Les autres policiers, notamment Nadine, sont eux aussi des figures tragiques de cet effondrement. Nadine, perdue dans ses propres tourments, n’a plus la force de croire en quoi que ce soit. Sa désillusion, son cynisme croissant face aux horreurs qu’elle doit affronter, font d’elle une figure pasolinienne par excellence : une femme qui, face à la brutalité de la vie, a perdu tout sens de la justice ou de l’espoir. Mais ce cynisme, loin d’être une posture, est une réponse organique à l’inhumanité du monde qui l’entoure.
Le corps, lieu du sacré et de la profanation
Maïwenn filme les corps avec une attention presque religieuse. Les corps des enfants abusés, des parents désespérés, des policiers épuisés, tout est montré avec une frontalité qui rappelle l’esthétique néoréaliste. Mais ces corps ne sont plus des lieux de transcendance ou de révolte. Ils sont des lieux de souffrance, de profanation. Le corps dans Polisse est à la fois le lieu où s’inscrit la violence sociale et le seul espace où subsiste une forme de vérité. Les policiers eux-mêmes, dans leur manière maladroite d’exprimer leurs émotions à travers leurs gestes, leurs colères, leurs rires nerveux, révèlent cette incapacité à sublimer ce qu’ils vivent autrement que par le corps.
Le corps devient ainsi un vecteur paradoxal dans Polisse. Il est à la fois le lieu de l’abandon (celui des enfants) et celui de la résistance, de la survie (celui des policiers). Maïwenn nous montre que dans un monde où tout s’effondre – la morale, le langage, l’autorité – il ne reste que les corps pour témoigner de la réalité. Mais ces corps sont eux aussi condamnés à la dégradation, au dépérissement. Il n’y a pas de sacralité dans Polisse, il n’y a que des vestiges de ce qui aurait pu être sacré, mais qui a été détruit par la violence du monde moderne.
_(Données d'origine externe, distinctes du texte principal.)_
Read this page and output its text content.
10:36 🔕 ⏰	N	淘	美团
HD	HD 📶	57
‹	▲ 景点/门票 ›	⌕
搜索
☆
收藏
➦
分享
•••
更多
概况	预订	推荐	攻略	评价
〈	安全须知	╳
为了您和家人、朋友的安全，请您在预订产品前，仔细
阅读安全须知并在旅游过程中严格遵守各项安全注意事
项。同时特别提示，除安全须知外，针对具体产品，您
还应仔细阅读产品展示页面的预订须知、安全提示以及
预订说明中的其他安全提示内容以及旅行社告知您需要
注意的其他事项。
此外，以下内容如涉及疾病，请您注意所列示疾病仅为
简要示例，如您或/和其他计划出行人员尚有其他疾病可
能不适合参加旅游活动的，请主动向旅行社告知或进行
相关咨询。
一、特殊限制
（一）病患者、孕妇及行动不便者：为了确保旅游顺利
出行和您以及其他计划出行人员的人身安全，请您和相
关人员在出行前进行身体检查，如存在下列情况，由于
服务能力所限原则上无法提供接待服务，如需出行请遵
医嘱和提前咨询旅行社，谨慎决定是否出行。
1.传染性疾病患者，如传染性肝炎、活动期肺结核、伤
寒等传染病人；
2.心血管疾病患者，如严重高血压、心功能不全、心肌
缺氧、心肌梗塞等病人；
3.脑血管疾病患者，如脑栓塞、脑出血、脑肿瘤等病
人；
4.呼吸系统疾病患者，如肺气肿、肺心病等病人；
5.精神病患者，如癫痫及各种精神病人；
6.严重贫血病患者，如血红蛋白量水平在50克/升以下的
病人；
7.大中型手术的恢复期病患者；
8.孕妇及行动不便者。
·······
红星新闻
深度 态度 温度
La société contemporaine : une Rome en ruine
Comme je l’ai souvent dit, la modernité est une Rome en ruine, une civilisation qui a perdu tout lien avec ses valeurs originelles, qui se consume dans le vide. Polisse est l’illustration parfaite de cet effondrement. Maïwenn filme la société contemporaine comme un champ de ruines, où les structures sociales – la famille, l’État, la justice – sont des reliques mortes. La brigade de protection, censée être un rempart contre la barbarie, est en réalité une institution vidée de sa substance, incapable de protéger qui que ce soit.
Les policiers eux-mêmes, loin d’incarner une quelconque autorité, sont des figures fragiles, en équilibre sur le bord du précipice. Ils ne croient plus en leur mission, et à travers eux, c’est la société tout entière qui semble avoir renoncé à elle-même. La société de Polisse n’est plus capable de se défendre, elle est devenue son propre bourreau, et c’est précisément cette auto-destruction que Maïwenn capte avec une justesse effrayante.
Un film de la fin des temps
Polisse est un film de la fin des temps, un film où l’effondrement de la société n’est pas à venir, mais déjà en cours. Maïwenn ne nous offre aucune rédemption, aucune sortie de secours. Elle nous laisse face à ce monde dévasté, ce monde où les institutions ne sont plus que des simulacres, où les êtres humains ne sont plus que des fragments de leurs anciennes grandeurs. C’est une œuvre sombre, radicale, qui ne cherche pas à plaire, mais à exposer avec brutalité cette vérité dérangeante : la société moderne est une machine à détruire l’innocence, et ceux qui tentent de la protéger sont eux-mêmes condamnés à en subir les conséquences.